It’s Friday. I just spent the past two hours trying to get the truck fixed with partial success, and I’m back at the apartment getting ready to settle in. But I don’t want to settle in. I’m full of angst. I just want to go to the bar, but the sun is still high overhead and neither my body nor my wallet wants to spend another weekend drinking. I watched TV and physically felt my life slipping away. There are no waves today in Panama City Beach, a status I have become somewhat accustomed to (however, waves do happen, and much more than I thought). I had seen something about a hurricane in the Atlantic, and Jacksonville is the closest beach on the East Coast. Surf report says 3-4’ at 12s, 10mph offshore winds all day Saturday. No. It can’t really be that good. I’ll check another site. This one says it too. I NEED THAT!
But it was a five hour drive, the truck still needed an oil change, and the wife and I were trying to save money. I gave her a call in Virginia. “Hell yeah!” she told me. “Get off your butt and go!” Many people have rightfully told me I married up.
Life starts flowing back into my body as the excitement pulses through my veins. By the time I throw everything in the truck, reserve a room, and get gassed, up it’s 8:00. But I can’t fall asleep until 11. Will it really be this good? Is all this worth it? Am I going to get skunked?
Two a.m. came early, and I left for adventure as the bar crowds stumbled home. I listen to three hours of the SurfSplendor podcast, which makes the drive a breeze and gets me even more excited to surf. Shortly after the sun rises, I drive onto the Mayport Naval base, anxious to see the surf but more anxious to relieve my bladder of all the coffee I chugged through the morning.
In the parking lot I saw the winds were perfect, light offshores. But never in my wildest dreams did I expect to see what was on the other side of the berm. I expected to be let down, like I have been a hundred times before. I expected some decently sized waves with inconsistent and choppy faces. I was ready to make the best of my dumb idea to drive five hours for so-so waves. I was not ready for the head high, glassy barrels that greeted me. I had only seen this in magazines.
I had spent a month in Point Mugu earlier this summer, which is full of wedgy, shifting, powerful barrels. That month was an exercise in humility, and a lesson in everything not to do in waves that barrel (hesitate, doubt yourself, hesitate, etc). I tasted bits of success, but they were heavily outweighed by frustration and poundings. So when I saw these waves, while I could tell that they were a little different, they were still similar to those Mugu waves that gave me a run for my money.
The first wave I caught was everything I could have hoped for. It was a chest-high screamer that ended up closing out on me. But I had attacked it, my pop up and bottom turn were solid, and more importantly, I got a little taste of that tube-vision.

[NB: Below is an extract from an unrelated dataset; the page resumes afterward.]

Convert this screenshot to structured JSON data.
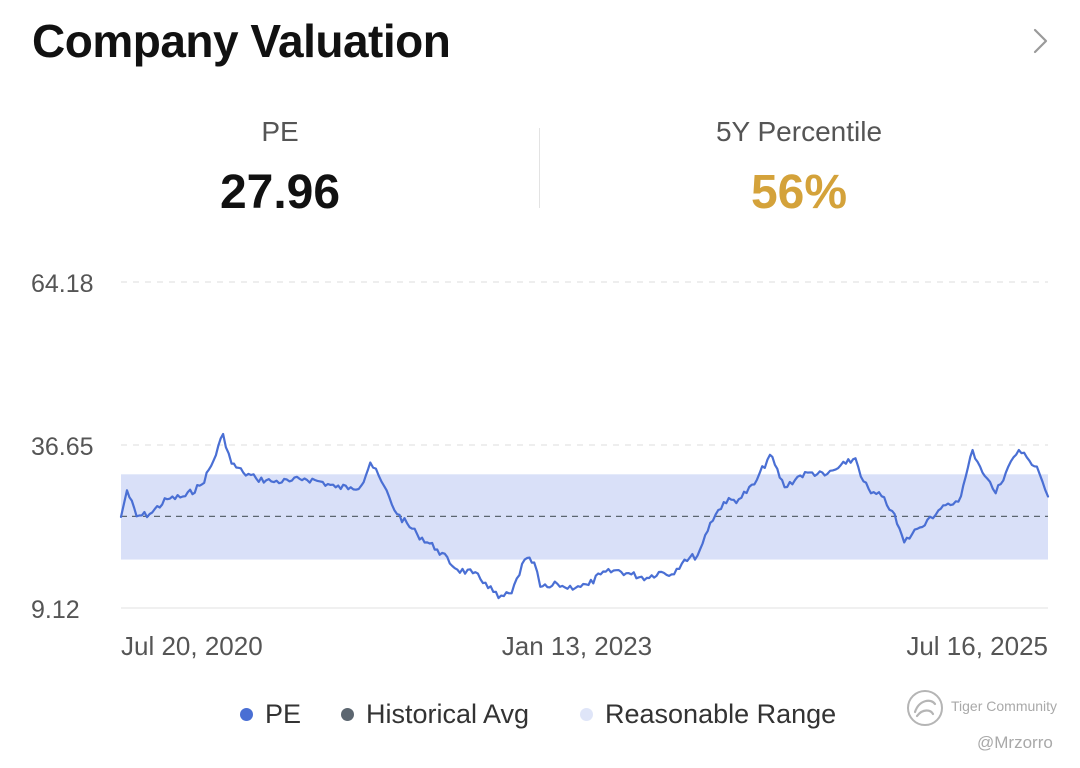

I surfed for three hours, and as my confidence and performance continued to improve, the beatings I took carried no weight compared to the barrels I was consistently pulling into, even though I rarely got out of them. I couldn’t get enough. However, once I realized a chunk was missing out of the nose of my board, I decided to take a break for food, water, and duct tape.
As the tide dropped and the swell faded, more and more waves began to close out. While getting barreled hadn’t lost any of its appeal, the shallow wipeouts encouraged me towards the shoulders. Still, I was having trouble making any of the faster waves.
Then I remembered a video I had seen about generating speed, and how on smaller waves you immediately have to turn down the line instead of first going to the bottom.
Game. Changer.
As I paddled into my next one, I told myself “get away get away go go go!” It worked, and I soon found myself making everything. I surfed for three more hours, checked into the hotel and ate, then came back for a short evening session on some remaining dribblers.
This was the best surfing experience I’ve ever had. It was more than the adventure and excitement of a trip, or the incredible waves. It was the culminating point of all the things I’d learned in four years of teaching myself to surf, all the hard lessons that finally came after banging my head against the wall (or the bottom) over and over, all the frustration and doubts that I had started surfing too late and would forever remain a kook… they all came together here. For the first time in my life, I felt confident in my ability. I had earned my four year degree at the Academy of Making Every Mistake Possible, and was finally comfortable with including myself in that club of men and women who call themselves surfers.